First, although everyone knows you have to test applications there is a huge difference in the approach that IT takes versus software vendors. When software is your product you have a much more organized, disciplined approach to testing and, most importantly, you have resources in your company devoted to testing. IT, in contrast, with rare exceptions, does not have the luxury of testing resources. Testing is always something that is added onto someone’s to-do-list towards the end of a project. Without QA specialists, IT just does not have the expertise or experience to even know what it takes to setup and conduct a robust testing environment.

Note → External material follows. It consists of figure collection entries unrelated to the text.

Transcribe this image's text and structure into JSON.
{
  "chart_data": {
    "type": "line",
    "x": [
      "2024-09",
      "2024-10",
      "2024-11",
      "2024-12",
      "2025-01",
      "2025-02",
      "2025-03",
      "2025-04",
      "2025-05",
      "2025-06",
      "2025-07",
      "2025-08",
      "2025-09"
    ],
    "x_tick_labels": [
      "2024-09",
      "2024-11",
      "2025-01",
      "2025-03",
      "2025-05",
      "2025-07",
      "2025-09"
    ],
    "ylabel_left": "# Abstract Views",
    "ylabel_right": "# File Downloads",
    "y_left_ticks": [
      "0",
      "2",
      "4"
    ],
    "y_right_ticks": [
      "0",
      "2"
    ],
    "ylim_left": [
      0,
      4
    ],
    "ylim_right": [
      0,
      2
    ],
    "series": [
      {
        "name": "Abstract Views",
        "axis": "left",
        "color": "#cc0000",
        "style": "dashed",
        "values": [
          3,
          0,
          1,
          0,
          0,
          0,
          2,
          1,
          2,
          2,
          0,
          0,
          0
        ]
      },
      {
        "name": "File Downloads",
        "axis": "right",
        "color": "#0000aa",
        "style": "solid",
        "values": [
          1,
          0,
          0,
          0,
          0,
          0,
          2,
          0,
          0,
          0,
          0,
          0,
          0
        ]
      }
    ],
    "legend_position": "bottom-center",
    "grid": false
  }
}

Second, regardless of what IT asks for relating to testing resources and time it is highly likely that the business will cut out that expenditure and time. The pushback you always hear is that shouldn’t testing be part of development activities? And when cut from the budget the business folks figure IT will get it tested anyways (since they rationalize that the testing tasks were just “padding” anyways!)

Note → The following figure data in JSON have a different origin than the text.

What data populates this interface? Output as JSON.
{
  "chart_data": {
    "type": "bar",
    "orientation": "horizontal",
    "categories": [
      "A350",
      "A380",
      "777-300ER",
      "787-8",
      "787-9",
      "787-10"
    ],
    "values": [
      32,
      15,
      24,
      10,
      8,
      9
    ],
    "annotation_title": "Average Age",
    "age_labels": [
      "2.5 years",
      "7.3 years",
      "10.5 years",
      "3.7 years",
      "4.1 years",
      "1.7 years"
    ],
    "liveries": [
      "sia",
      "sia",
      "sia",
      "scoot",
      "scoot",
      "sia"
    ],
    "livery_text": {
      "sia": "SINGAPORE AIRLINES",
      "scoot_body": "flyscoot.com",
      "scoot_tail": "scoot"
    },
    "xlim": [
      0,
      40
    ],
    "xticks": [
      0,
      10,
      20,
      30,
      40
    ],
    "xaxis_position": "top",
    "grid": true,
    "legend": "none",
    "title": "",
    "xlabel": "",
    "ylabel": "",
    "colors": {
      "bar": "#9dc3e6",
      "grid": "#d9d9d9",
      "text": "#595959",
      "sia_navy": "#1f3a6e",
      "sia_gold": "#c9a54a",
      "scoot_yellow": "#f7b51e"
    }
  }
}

Finally, when the project starts getting late or over budget, testing is one of the first things that get cuts to get the project back on track. Often times testing is the last set of activities before a DW/BI release goes live and therefore the only place left to cut time from a project.
One could be generous and say that people are taking a “calculated risk” by cutting out testing but I’d suggest that there really is no calculating involved at all. When testing is cut out people are wishing that there are no application bugs or data problems. This is like playing the lottery, it is a cheap way to become rich but the problem is it is highly unlikely that it will pay off. It is certainly quicker to complete a DW/BI project if you skip or skimp on testing, but it is highly unlikely that that bet will pay off.